U.S., E.U. SANCTIONS ON RUSSIANS AMID UKRAINE CRISIS HAVE
LITTLE IMPACT ON THE GROUND.
“No one will stop
buying oil or gas because of these sanctions”
Russia declines
started before any sanctions were announced.
Targeted
officials receiving rewards for their black-list status
By Michael Birnbaum.
[Here only extracts]
MOSCOW — The sanctions on Russian
President Vladimir Putin’s inner circle were supposed to roll back the chaos
besetting eastern Ukraine. But here in Russia’s blossoming capital, such a
retreat is nowhere to be seen.
Some targets of the sanctions are
sitting down for softball interviews on Kremlin-controlled TV channels.

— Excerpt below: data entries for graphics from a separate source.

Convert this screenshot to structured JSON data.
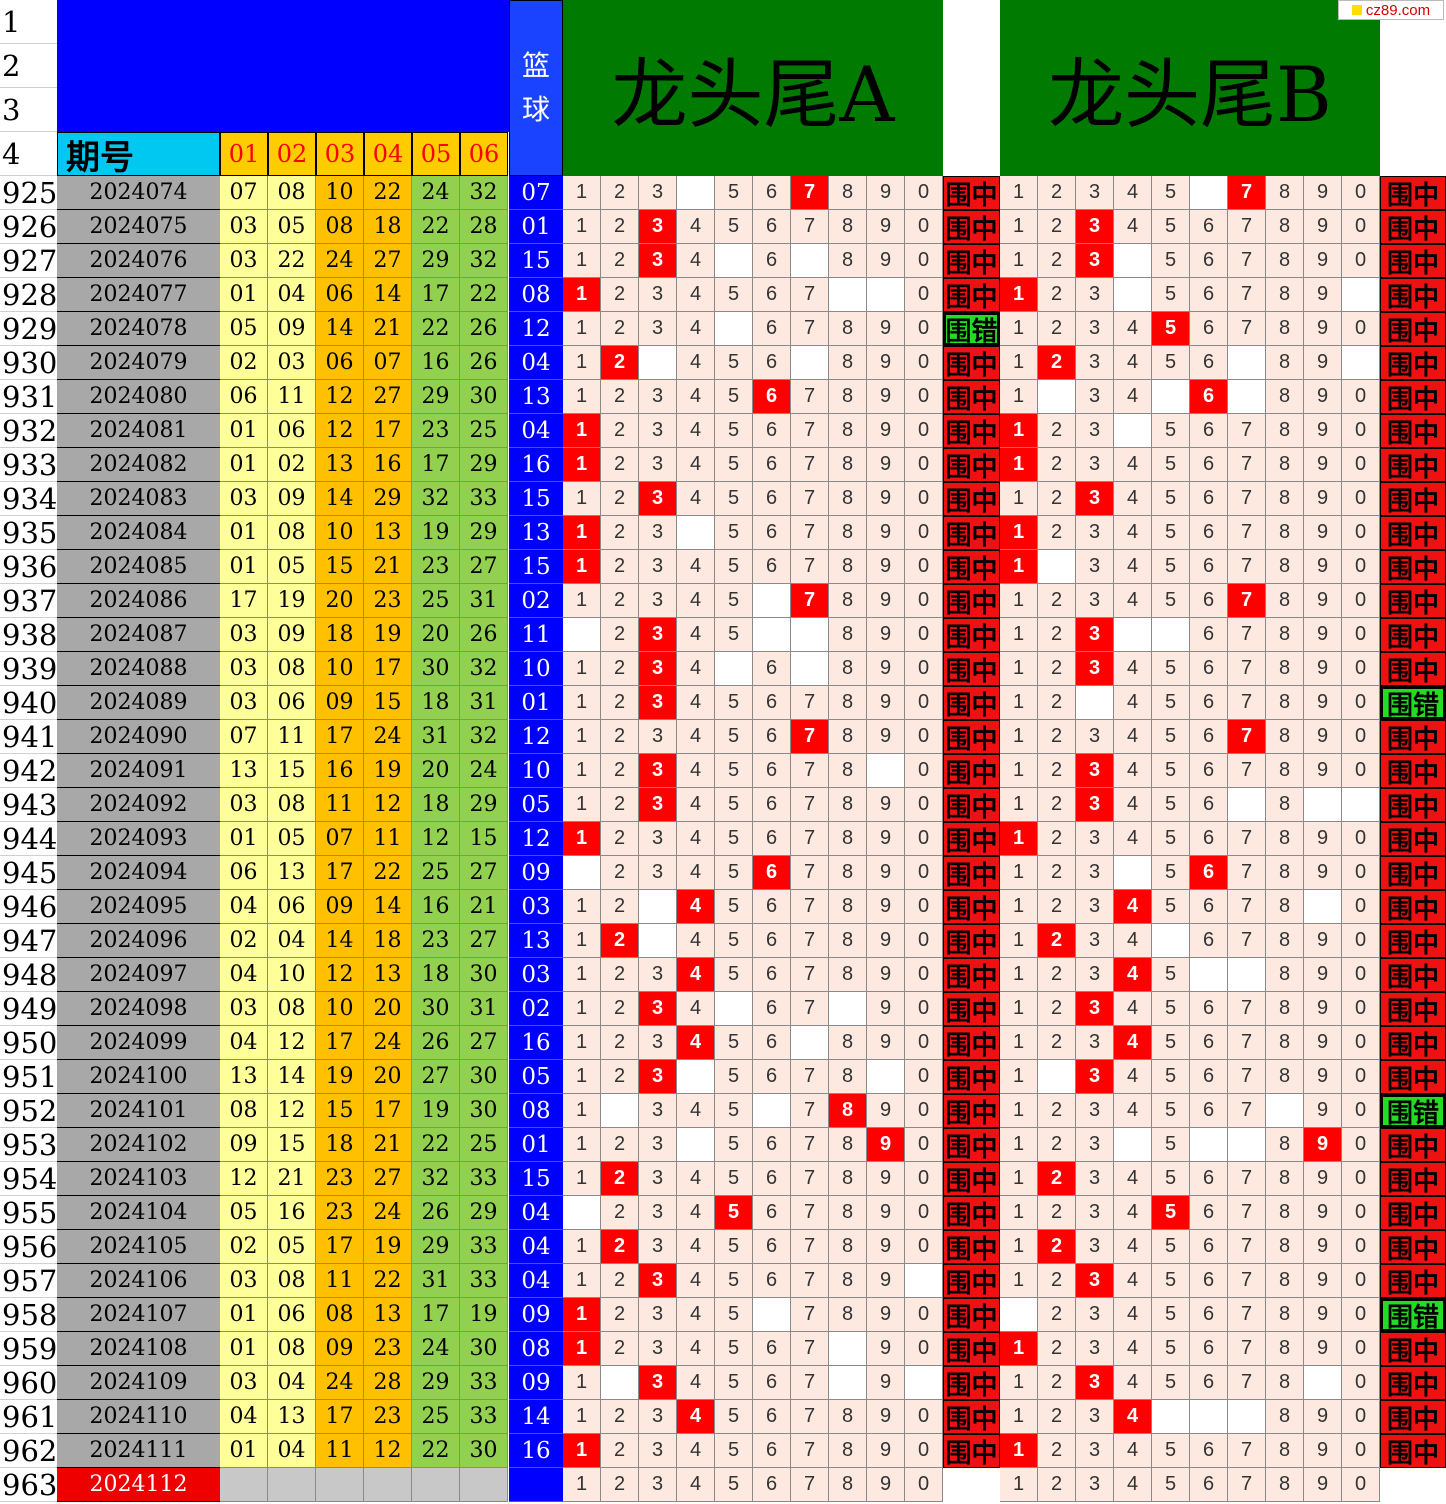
{
  "header": {
    "row_labels": [
      "1",
      "2",
      "3",
      "4"
    ],
    "basketball": "篮球",
    "period_label": "期号",
    "positions": [
      "01",
      "02",
      "03",
      "04",
      "05",
      "06"
    ],
    "section_a": "龙头尾A",
    "section_b": "龙头尾B"
  },
  "watermark": "cz89.com",
  "result_labels": {
    "hit": "围中",
    "miss": "围错"
  },
  "colors": {
    "blue_header": "#0000ff",
    "green_header": "#007a00",
    "cyan": "#00c8f0",
    "hit_red": "#ff0000",
    "miss_green": "#22dd22",
    "zone_low": "#ffff99",
    "zone_mid": "#ffc000",
    "zone_high": "#92d050"
  },
  "rows": [
    {
      "row": "925",
      "period": "2024074",
      "nums": [
        "07",
        "08",
        "10",
        "22",
        "24",
        "32"
      ],
      "blue": "07",
      "a": "1110111111",
      "ah": 7,
      "ar": "hit",
      "b": "1111101111",
      "bh": 7,
      "br": "hit"
    },
    {
      "row": "926",
      "period": "2024075",
      "nums": [
        "03",
        "05",
        "08",
        "18",
        "22",
        "28"
      ],
      "blue": "01",
      "a": "1111111111",
      "ah": 3,
      "ar": "hit",
      "b": "1111111111",
      "bh": 3,
      "br": "hit"
    },
    {
      "row": "927",
      "period": "2024076",
      "nums": [
        "03",
        "22",
        "24",
        "27",
        "29",
        "32"
      ],
      "blue": "15",
      "a": "1111010111",
      "ah": 3,
      "ar": "hit",
      "b": "1110111111",
      "bh": 3,
      "br": "hit"
    },
    {
      "row": "928",
      "period": "2024077",
      "nums": [
        "01",
        "04",
        "06",
        "14",
        "17",
        "22"
      ],
      "blue": "08",
      "a": "1111111001",
      "ah": 1,
      "ar": "hit",
      "b": "1110111110",
      "bh": 1,
      "br": "hit"
    },
    {
      "row": "929",
      "period": "2024078",
      "nums": [
        "05",
        "09",
        "14",
        "21",
        "22",
        "26"
      ],
      "blue": "12",
      "a": "1111011111",
      "ah": 0,
      "ar": "miss",
      "b": "1111111111",
      "bh": 5,
      "br": "hit"
    },
    {
      "row": "930",
      "period": "2024079",
      "nums": [
        "02",
        "03",
        "06",
        "07",
        "16",
        "26"
      ],
      "blue": "04",
      "a": "1101110111",
      "ah": 2,
      "ar": "hit",
      "b": "1111110110",
      "bh": 2,
      "br": "hit"
    },
    {
      "row": "931",
      "period": "2024080",
      "nums": [
        "06",
        "11",
        "12",
        "27",
        "29",
        "30"
      ],
      "blue": "13",
      "a": "1111111111",
      "ah": 6,
      "ar": "hit",
      "b": "1011010111",
      "bh": 6,
      "br": "hit"
    },
    {
      "row": "932",
      "period": "2024081",
      "nums": [
        "01",
        "06",
        "12",
        "17",
        "23",
        "25"
      ],
      "blue": "04",
      "a": "1111111111",
      "ah": 1,
      "ar": "hit",
      "b": "1110111111",
      "bh": 1,
      "br": "hit"
    },
    {
      "row": "933",
      "period": "2024082",
      "nums": [
        "01",
        "02",
        "13",
        "16",
        "17",
        "29"
      ],
      "blue": "16",
      "a": "1111111111",
      "ah": 1,
      "ar": "hit",
      "b": "1111111111",
      "bh": 1,
      "br": "hit"
    },
    {
      "row": "934",
      "period": "2024083",
      "nums": [
        "03",
        "09",
        "14",
        "29",
        "32",
        "33"
      ],
      "blue": "15",
      "a": "1111111111",
      "ah": 3,
      "ar": "hit",
      "b": "1111111111",
      "bh": 3,
      "br": "hit"
    },
    {
      "row": "935",
      "period": "2024084",
      "nums": [
        "01",
        "08",
        "10",
        "13",
        "19",
        "29"
      ],
      "blue": "13",
      "a": "1110111111",
      "ah": 1,
      "ar": "hit",
      "b": "1111111111",
      "bh": 1,
      "br": "hit"
    },
    {
      "row": "936",
      "period": "2024085",
      "nums": [
        "01",
        "05",
        "15",
        "21",
        "23",
        "27"
      ],
      "blue": "15",
      "a": "1111111111",
      "ah": 1,
      "ar": "hit",
      "b": "1011111111",
      "bh": 1,
      "br": "hit"
    },
    {
      "row": "937",
      "period": "2024086",
      "nums": [
        "17",
        "19",
        "20",
        "23",
        "25",
        "31"
      ],
      "blue": "02",
      "a": "1111101111",
      "ah": 7,
      "ar": "hit",
      "b": "1111111111",
      "bh": 7,
      "br": "hit"
    },
    {
      "row": "938",
      "period": "2024087",
      "nums": [
        "03",
        "09",
        "18",
        "19",
        "20",
        "26"
      ],
      "blue": "11",
      "a": "0111100111",
      "ah": 3,
      "ar": "hit",
      "b": "1110011111",
      "bh": 3,
      "br": "hit"
    },
    {
      "row": "939",
      "period": "2024088",
      "nums": [
        "03",
        "08",
        "10",
        "17",
        "30",
        "32"
      ],
      "blue": "10",
      "a": "1111010111",
      "ah": 3,
      "ar": "hit",
      "b": "1111111111",
      "bh": 3,
      "br": "hit"
    },
    {
      "row": "940",
      "period": "2024089",
      "nums": [
        "03",
        "06",
        "09",
        "15",
        "18",
        "31"
      ],
      "blue": "01",
      "a": "1111111111",
      "ah": 3,
      "ar": "hit",
      "b": "1101111111",
      "bh": 0,
      "br": "miss"
    },
    {
      "row": "941",
      "period": "2024090",
      "nums": [
        "07",
        "11",
        "17",
        "24",
        "31",
        "32"
      ],
      "blue": "12",
      "a": "1111111111",
      "ah": 7,
      "ar": "hit",
      "b": "1111111111",
      "bh": 7,
      "br": "hit"
    },
    {
      "row": "942",
      "period": "2024091",
      "nums": [
        "13",
        "15",
        "16",
        "19",
        "20",
        "24"
      ],
      "blue": "10",
      "a": "1111111101",
      "ah": 3,
      "ar": "hit",
      "b": "1111111111",
      "bh": 3,
      "br": "hit"
    },
    {
      "row": "943",
      "period": "2024092",
      "nums": [
        "03",
        "08",
        "11",
        "12",
        "18",
        "29"
      ],
      "blue": "05",
      "a": "1111111111",
      "ah": 3,
      "ar": "hit",
      "b": "1111110100",
      "bh": 3,
      "br": "hit"
    },
    {
      "row": "944",
      "period": "2024093",
      "nums": [
        "01",
        "05",
        "07",
        "11",
        "12",
        "15"
      ],
      "blue": "12",
      "a": "1111111111",
      "ah": 1,
      "ar": "hit",
      "b": "1111111111",
      "bh": 1,
      "br": "hit"
    },
    {
      "row": "945",
      "period": "2024094",
      "nums": [
        "06",
        "13",
        "17",
        "22",
        "25",
        "27"
      ],
      "blue": "09",
      "a": "0111111111",
      "ah": 6,
      "ar": "hit",
      "b": "1110111111",
      "bh": 6,
      "br": "hit"
    },
    {
      "row": "946",
      "period": "2024095",
      "nums": [
        "04",
        "06",
        "09",
        "14",
        "16",
        "21"
      ],
      "blue": "03",
      "a": "1101111111",
      "ah": 4,
      "ar": "hit",
      "b": "1111111101",
      "bh": 4,
      "br": "hit"
    },
    {
      "row": "947",
      "period": "2024096",
      "nums": [
        "02",
        "04",
        "14",
        "18",
        "23",
        "27"
      ],
      "blue": "13",
      "a": "1101111111",
      "ah": 2,
      "ar": "hit",
      "b": "1111011111",
      "bh": 2,
      "br": "hit"
    },
    {
      "row": "948",
      "period": "2024097",
      "nums": [
        "04",
        "10",
        "12",
        "13",
        "18",
        "30"
      ],
      "blue": "03",
      "a": "1111111111",
      "ah": 4,
      "ar": "hit",
      "b": "1111100111",
      "bh": 4,
      "br": "hit"
    },
    {
      "row": "949",
      "period": "2024098",
      "nums": [
        "03",
        "08",
        "10",
        "20",
        "30",
        "31"
      ],
      "blue": "02",
      "a": "1111011011",
      "ah": 3,
      "ar": "hit",
      "b": "1111111111",
      "bh": 3,
      "br": "hit"
    },
    {
      "row": "950",
      "period": "2024099",
      "nums": [
        "04",
        "12",
        "17",
        "24",
        "26",
        "27"
      ],
      "blue": "16",
      "a": "1111110111",
      "ah": 4,
      "ar": "hit",
      "b": "1111111111",
      "bh": 4,
      "br": "hit"
    },
    {
      "row": "951",
      "period": "2024100",
      "nums": [
        "13",
        "14",
        "19",
        "20",
        "27",
        "30"
      ],
      "blue": "05",
      "a": "1110111101",
      "ah": 3,
      "ar": "hit",
      "b": "1011111111",
      "bh": 3,
      "br": "hit"
    },
    {
      "row": "952",
      "period": "2024101",
      "nums": [
        "08",
        "12",
        "15",
        "17",
        "19",
        "30"
      ],
      "blue": "08",
      "a": "1011101111",
      "ah": 8,
      "ar": "hit",
      "b": "1111111011",
      "bh": 0,
      "br": "miss"
    },
    {
      "row": "953",
      "period": "2024102",
      "nums": [
        "09",
        "15",
        "18",
        "21",
        "22",
        "25"
      ],
      "blue": "01",
      "a": "1110111111",
      "ah": 9,
      "ar": "hit",
      "b": "1110100111",
      "bh": 9,
      "br": "hit"
    },
    {
      "row": "954",
      "period": "2024103",
      "nums": [
        "12",
        "21",
        "23",
        "27",
        "32",
        "33"
      ],
      "blue": "15",
      "a": "1111111111",
      "ah": 2,
      "ar": "hit",
      "b": "1111111111",
      "bh": 2,
      "br": "hit"
    },
    {
      "row": "955",
      "period": "2024104",
      "nums": [
        "05",
        "16",
        "23",
        "24",
        "26",
        "29"
      ],
      "blue": "04",
      "a": "0111111111",
      "ah": 5,
      "ar": "hit",
      "b": "1111111111",
      "bh": 5,
      "br": "hit"
    },
    {
      "row": "956",
      "period": "2024105",
      "nums": [
        "02",
        "05",
        "17",
        "19",
        "29",
        "33"
      ],
      "blue": "04",
      "a": "1111111111",
      "ah": 2,
      "ar": "hit",
      "b": "1111111111",
      "bh": 2,
      "br": "hit"
    },
    {
      "row": "957",
      "period": "2024106",
      "nums": [
        "03",
        "08",
        "11",
        "22",
        "31",
        "33"
      ],
      "blue": "04",
      "a": "1111111110",
      "ah": 3,
      "ar": "hit",
      "b": "1111111111",
      "bh": 3,
      "br": "hit"
    },
    {
      "row": "958",
      "period": "2024107",
      "nums": [
        "01",
        "06",
        "08",
        "13",
        "17",
        "19"
      ],
      "blue": "09",
      "a": "1111101111",
      "ah": 1,
      "ar": "hit",
      "b": "0111111111",
      "bh": 0,
      "br": "miss"
    },
    {
      "row": "959",
      "period": "2024108",
      "nums": [
        "01",
        "08",
        "09",
        "23",
        "24",
        "30"
      ],
      "blue": "08",
      "a": "1111111011",
      "ah": 1,
      "ar": "hit",
      "b": "1111111111",
      "bh": 1,
      "br": "hit"
    },
    {
      "row": "960",
      "period": "2024109",
      "nums": [
        "03",
        "04",
        "24",
        "28",
        "29",
        "33"
      ],
      "blue": "09",
      "a": "1011111010",
      "ah": 3,
      "ar": "hit",
      "b": "1111111101",
      "bh": 3,
      "br": "hit"
    },
    {
      "row": "961",
      "period": "2024110",
      "nums": [
        "04",
        "13",
        "17",
        "23",
        "25",
        "33"
      ],
      "blue": "14",
      "a": "1111111111",
      "ah": 4,
      "ar": "hit",
      "b": "1111000111",
      "bh": 4,
      "br": "hit"
    },
    {
      "row": "962",
      "period": "2024111",
      "nums": [
        "01",
        "04",
        "11",
        "12",
        "22",
        "30"
      ],
      "blue": "16",
      "a": "1111111111",
      "ah": 1,
      "ar": "hit",
      "b": "1111111111",
      "bh": 1,
      "br": "hit"
    },
    {
      "row": "963",
      "period": "2024112",
      "nums": [
        "",
        "",
        "",
        "",
        "",
        ""
      ],
      "blue": "",
      "a": "1111111111",
      "ah": 0,
      "ar": "none",
      "b": "1111111111",
      "bh": 0,
      "br": "none",
      "current": true
    }
  ]
}
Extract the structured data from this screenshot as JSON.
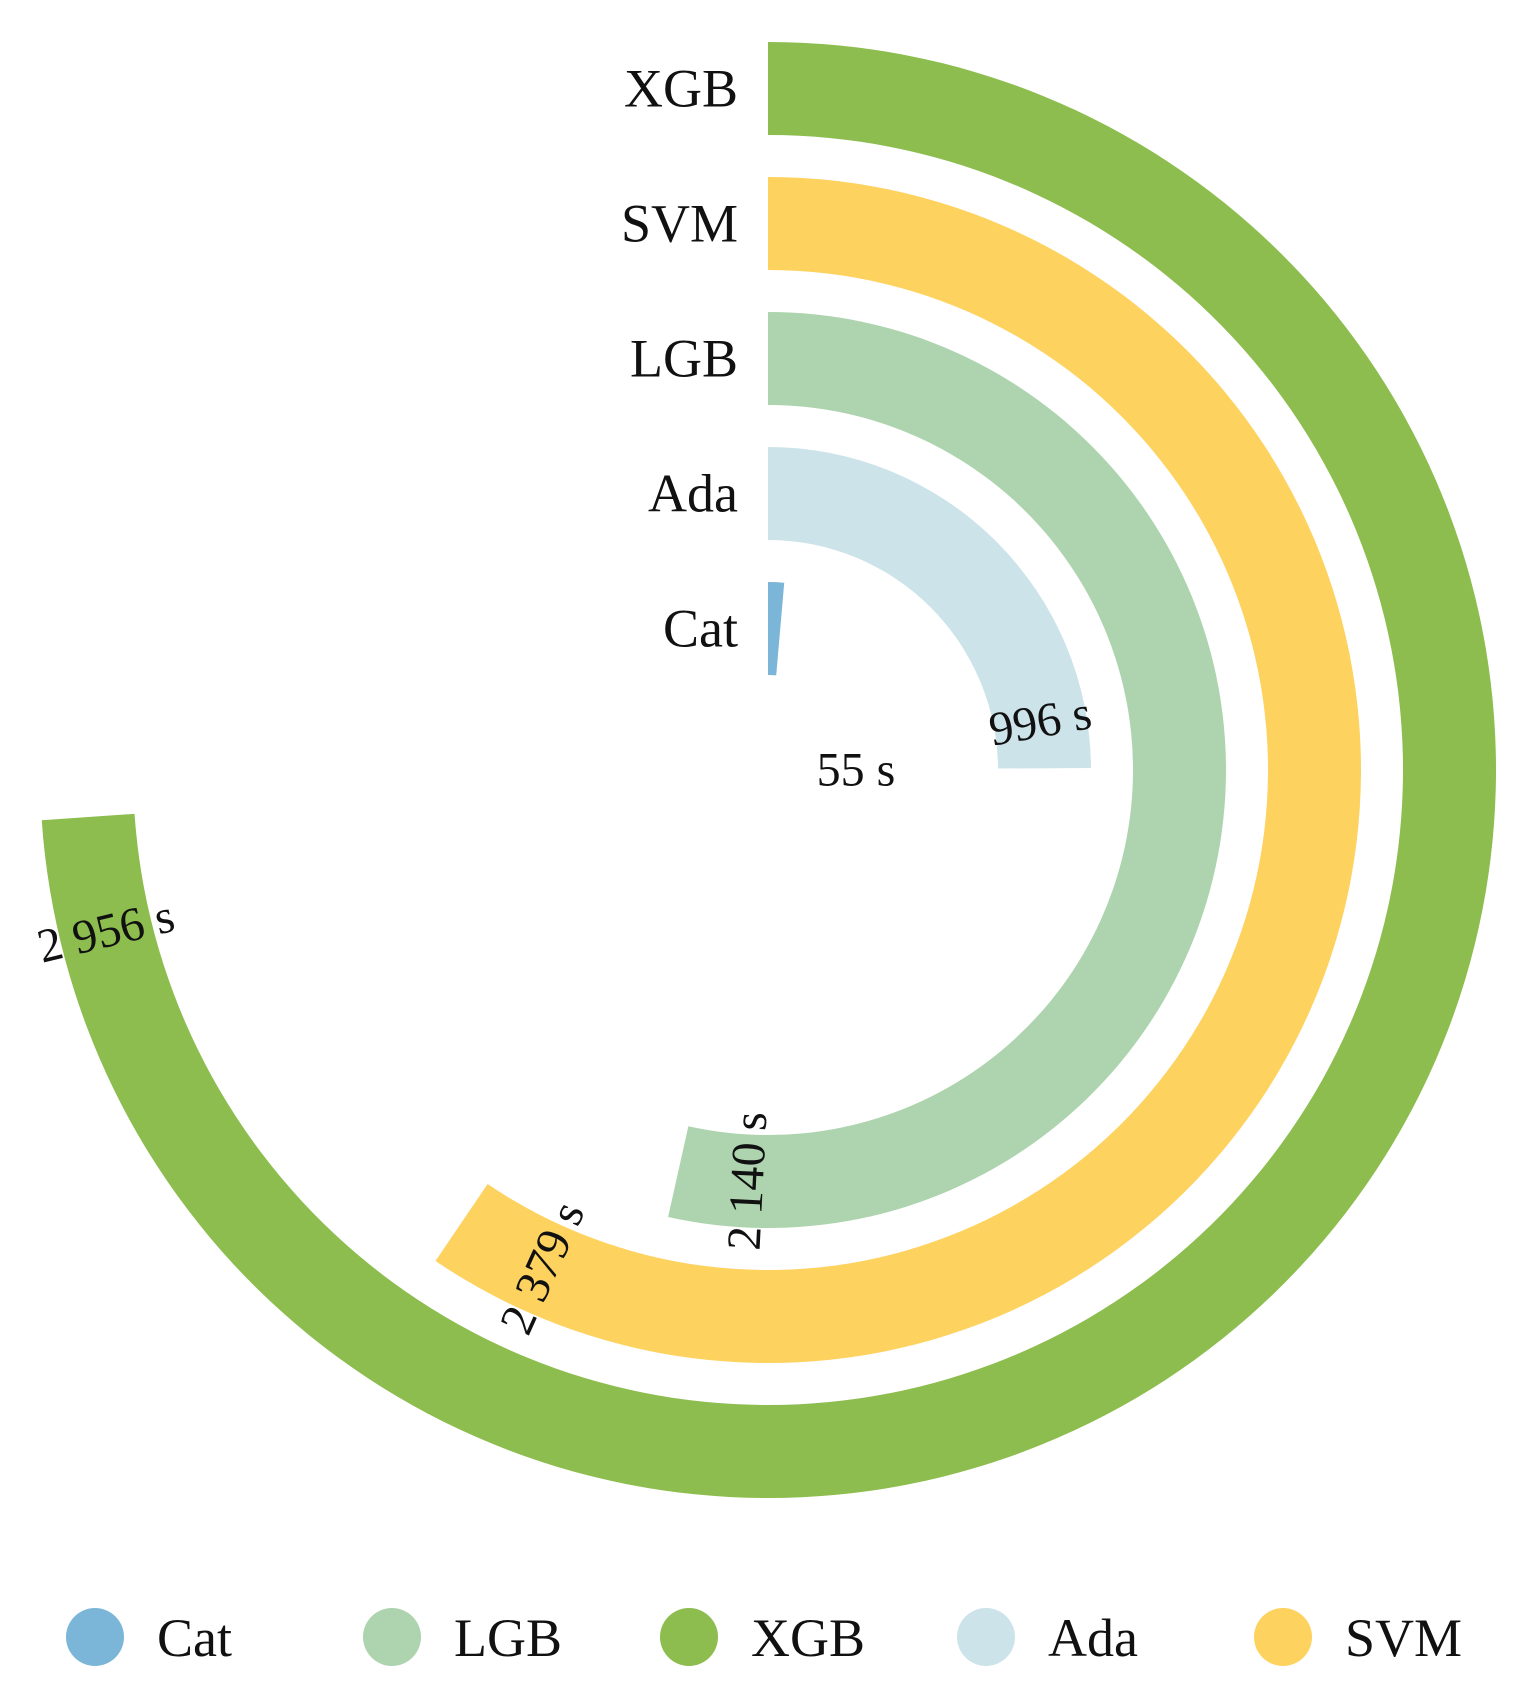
{
  "chart_data": {
    "type": "radial-bar",
    "title": "",
    "unit": "s",
    "max_value": 4000,
    "categories": [
      "Cat",
      "Ada",
      "LGB",
      "SVM",
      "XGB"
    ],
    "series": [
      {
        "name": "Cat",
        "value": 55,
        "label": "55 s",
        "color": "#7BB6D9"
      },
      {
        "name": "Ada",
        "value": 996,
        "label": "996 s",
        "color": "#CCE3EA"
      },
      {
        "name": "LGB",
        "value": 2140,
        "label": "2 140 s",
        "color": "#ADD4AE"
      },
      {
        "name": "SVM",
        "value": 2379,
        "label": "2 379 s",
        "color": "#FDD25F"
      },
      {
        "name": "XGB",
        "value": 2956,
        "label": "2 956 s",
        "color": "#8CBD4E"
      }
    ],
    "legend": {
      "position": "bottom",
      "items": [
        {
          "name": "Cat",
          "color": "#7BB6D9"
        },
        {
          "name": "LGB",
          "color": "#ADD4AE"
        },
        {
          "name": "XGB",
          "color": "#8CBD4E"
        },
        {
          "name": "Ada",
          "color": "#CCE3EA"
        },
        {
          "name": "SVM",
          "color": "#FDD25F"
        }
      ]
    }
  }
}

Moscow’s stock market rebounded Tuesday for the second day in a row after the latest round of sanctions turned out to be
weaker than expected. Chaos is spiraling in eastern Ukraine, where pro-Russian
separatists stormed a regional government building in the
roiling city of Luhansk on Tuesday. And tens of thousands of Russian troops
remain arrayed on Ukraine’s border.
Russian officials have acknowledged that the sanctions will
affect the economy, particularly the technology and defense sectors. But some
of the targets have rolled their eyes, saying the United States and Europe are
only inflicting wounds on themselves.
Obama administration officials say that Putin may be
hesitant about a full-blown invasion of eastern Ukraine because of the threat
of wide-ranging freezes targeting the banking and energy sectors, which would
wreak havoc on Russia’s economy.
“We believe that [sanctions] can
affect Russia’s calculus over time,” a senior administration official told
reporters in a background conference call this week. The Moscow stock market is
down 13.2 percent for the year, and the ruble is down 7.6 percent against the
dollar — but those declines started before any sanctions were announced.
In Moscow, life continues largely as before…. Ahead of a long holiday that begins May 1 and
for many Russians will extend until after Victory Day on May 9, news channels have
given as much weight to packed tourist flights heading to the newly
Russian-controlled Crimea — an autonomous Ukrainian region until last month —
as they have to the sanctions.
“The gravity of these measures is absolutely
obvious to us,” Russian Deputy Foreign Minister Sergei Ryabkov said Tuesday in
an interview with Gazeta.ru, a news Web site. He said they were a “revival” of
a Cold War sanctions regime in which “countries of the West effectively dropped
the Iron Curtain on deliveries of high-technology products to the Soviet
Union.”
Some targeted officials, meanwhile, appear to be receiving
rewards for their black-list status. Gennady Timchenko, who sold his stake in
the Swiss-based oil trader Gunvor last month hours before being hit by U.S.
sanctions, was appointed head of the Russian half of the Russian-Chinese
Business Council on Tuesday, the Izvestia newspaper reported.
Administration officials must also contend with the risk
that sanctions that hurt the Russian economy will also affect those of Europe
and the United States, yet another limit on the speed and power of the effort.
The Monday listing of Igor Sechin, the head of oil giant Rosneft, will
complicate his company’s business relationship with Exxon Mobil, which is
exploring the Arctic region with the Russian company.